So that our readers may the better perceive our teaching I shall clearly and broadly describe it. We treat of the forgiveness of sins in two ways. First, how it is achieved and won. Second, how it is distributed and given to us. Christ has achieved it on the cross, it is true. But he has not distributed or given it on the cross. He has not won it in the supper or sacrament. There he has distributed and given it through the Word, as also in the gospel, where it is preached. He has won it once for all on the cross. But the distribution takes place continuously, before and after, from the beginning to the end of the world. For inasmuch as he had determined once to achieve it, it made no difference to him whether he distributed it before or after, through his Word, as can easily be proved from Scripture. But now there is neither need nor time to do so.

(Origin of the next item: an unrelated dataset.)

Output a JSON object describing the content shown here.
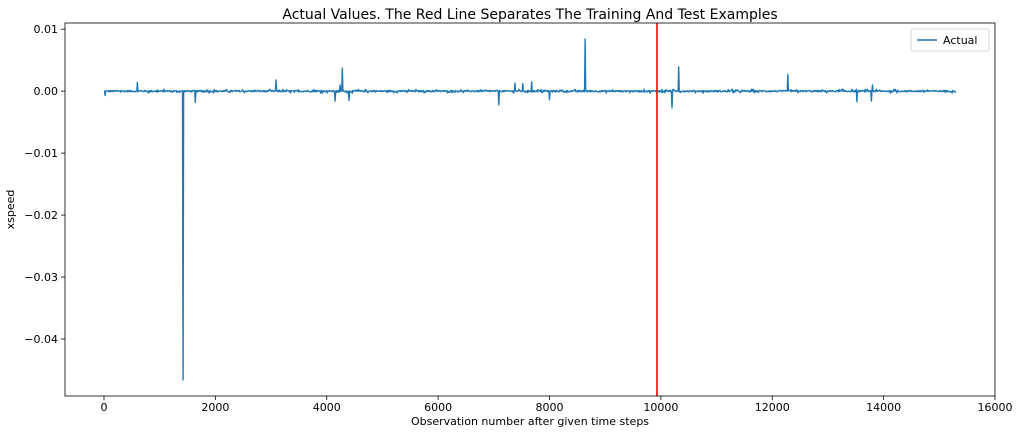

If now I seek the forgiveness of sins, I do not run to the cross, for I will not find it given there. Nor must I hold to the suffering of Christ, as Dr. Karlstadt trifles, in knowledge or remembrance, for I will not find it there either. But I will find in the sacrament or gospel the word which distributes, presents, offers, and gives to me that forgiveness which was won on the cross. Therefore, Luther has rightly taught that whoever has a bad conscience from his sins should go to the sacrament and obtain comfort, not because of the bread and wine, not because of the body and blood of Christ, but because of the word which in the sacrament offers, presents, and gives the body and blood of Christ, given and shed for me. Is that not clear enough?
Luther, Martin. (1999). Luther’s works, vol. 40: Church and Ministry II. (J. J. Pelikan, H. C. Oswald, & H. T. Lehmann, Eds.) (Vol. 40, pp. 213–214). Philadelphia: Fortress Press.